The manager of a well-being centre in Lincoln believes mental health problems are getting worse in the city, but wants people to become more aware of the service as they attempt to tackle the issue.
Involve@Lincoln, which is located on Mint Lane, offers a range of services to help preserve or improve people’s well-being and is largely centred around mental health.
It also boasts a cafe which serves a buffet of surplus food from local businesses, run by caring volunteers.
After it closed as a day centre for the NHS in 2011 current Centre Manager Charles Cooke took over its management for a trial period before it opened as Involve@Lincoln in 2012.
A charity called Community Assets Plus, of whom Charles is one of six trustees, took over the centre and cafe, which need £30,000 a year to keep running.
It is currently funded by grants including Awards for All from the lottery (£10k each to the centre and cafe), the cafe takings, charitable funding, donations, and the Tesco Bags for Help scheme (£4k this year) and other avenues.
Over five years the Bromhead Medical Charity has provided £56k of funding and the Mental Health Promotion Fund is renewable annually with £10k this year to the centre and £7k to the cafe.
However, many of the funding options are short-term so the centre faces a battle to keep going.
Charles told The Lincolnite that the pressure on the NHS to deal with hospital deficit makes things difficult and there is not enough understanding of how services like Involve@Lincoln can reduce this demand and help with this issue.
He said: “Mental health problems are getting worse in Lincoln. Although we prove over and over the value this place has on reducing the demand on NHS and social care, it is hard to get funding.
“Our funders have been fantastic, but are short term so it is a continuous battle to stay financially stable and keep the service going.
“People need to know it’s here more and be aware of us. On a case by case basis the service is excellent and there is one guy, for example, who comes several times a week and if he wasn’t coming here he would be in hospital or acute services, or possibly with police. Coming here has made a difference to him.

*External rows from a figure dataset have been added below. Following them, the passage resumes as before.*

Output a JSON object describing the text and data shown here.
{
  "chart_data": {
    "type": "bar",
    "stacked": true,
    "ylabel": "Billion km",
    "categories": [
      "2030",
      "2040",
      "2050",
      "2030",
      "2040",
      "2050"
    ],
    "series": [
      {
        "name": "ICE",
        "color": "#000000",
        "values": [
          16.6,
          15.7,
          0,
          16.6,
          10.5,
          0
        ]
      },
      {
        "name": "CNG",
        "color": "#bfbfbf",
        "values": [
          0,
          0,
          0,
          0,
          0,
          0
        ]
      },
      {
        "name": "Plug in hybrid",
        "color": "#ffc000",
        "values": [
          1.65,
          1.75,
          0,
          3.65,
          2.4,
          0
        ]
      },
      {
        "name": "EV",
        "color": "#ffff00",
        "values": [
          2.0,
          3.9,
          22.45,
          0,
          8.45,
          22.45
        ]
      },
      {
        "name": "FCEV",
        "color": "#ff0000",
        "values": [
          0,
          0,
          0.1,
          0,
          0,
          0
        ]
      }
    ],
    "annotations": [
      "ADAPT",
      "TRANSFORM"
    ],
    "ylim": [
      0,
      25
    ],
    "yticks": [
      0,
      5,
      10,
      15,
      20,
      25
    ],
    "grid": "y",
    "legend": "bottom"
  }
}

“There is a lot of determination and good will from people who have put a lot of tome and effort in to keep this going.”
The biggest peer support group at the centre is called Renew and is an open membership group for people who are enduring mental health problems and offers a daily drop-in service for its members.
Kim East has been a member since the beginning for over 30 years, back when it was run as a previous NHS day centre (1986-2000).
Kim said: “The service is fantastic and I live and breathe the place here every day. It is very valuable and there should be more places like this. We don’t get judged and we can all share things.”
Lincoln Trauma Centre
Lincoln Trauma Centre opened in 2017 and is based upstairs in the same building and has grown to become a more extensive service with three rooms.
It saw 200 clients in its first year and is well on target for this year already as it helps people with a range of subjects including domestic abuse and bereavement.
It is funded by the National Lottery Fund, Bromhead Medical Charity, Tesco Bags For Help and the Mental Health Promotion Fund, with a total of around £40,000.
Appointments can be booked here and people can donate to the service or offer to volunteer by calling 07812 661348.
Mint Lane Cafe
Mint Lane Cafe uses surplus food from local stores and FareShare, an organisation who collect food from supermarkets.
It closed for a week last month and reopened last week after restructuring so that it is more like self service where people can eat as much or as little as they want from a buffet spread created by surplus food from local sources and prepared by volunteers.
Chef Obondi from the Hilton in London helped out during the re-opening week after it was painted by volunteers and donations of furniture were made.
Hot meals, including starter, main and desert, are available for £3 and Cafe Manager Angeletia Padmore-Clarke said: “It is going well and it has potential to do much better. It is a hidden gem of Lincoln and we need more people to know where we are.”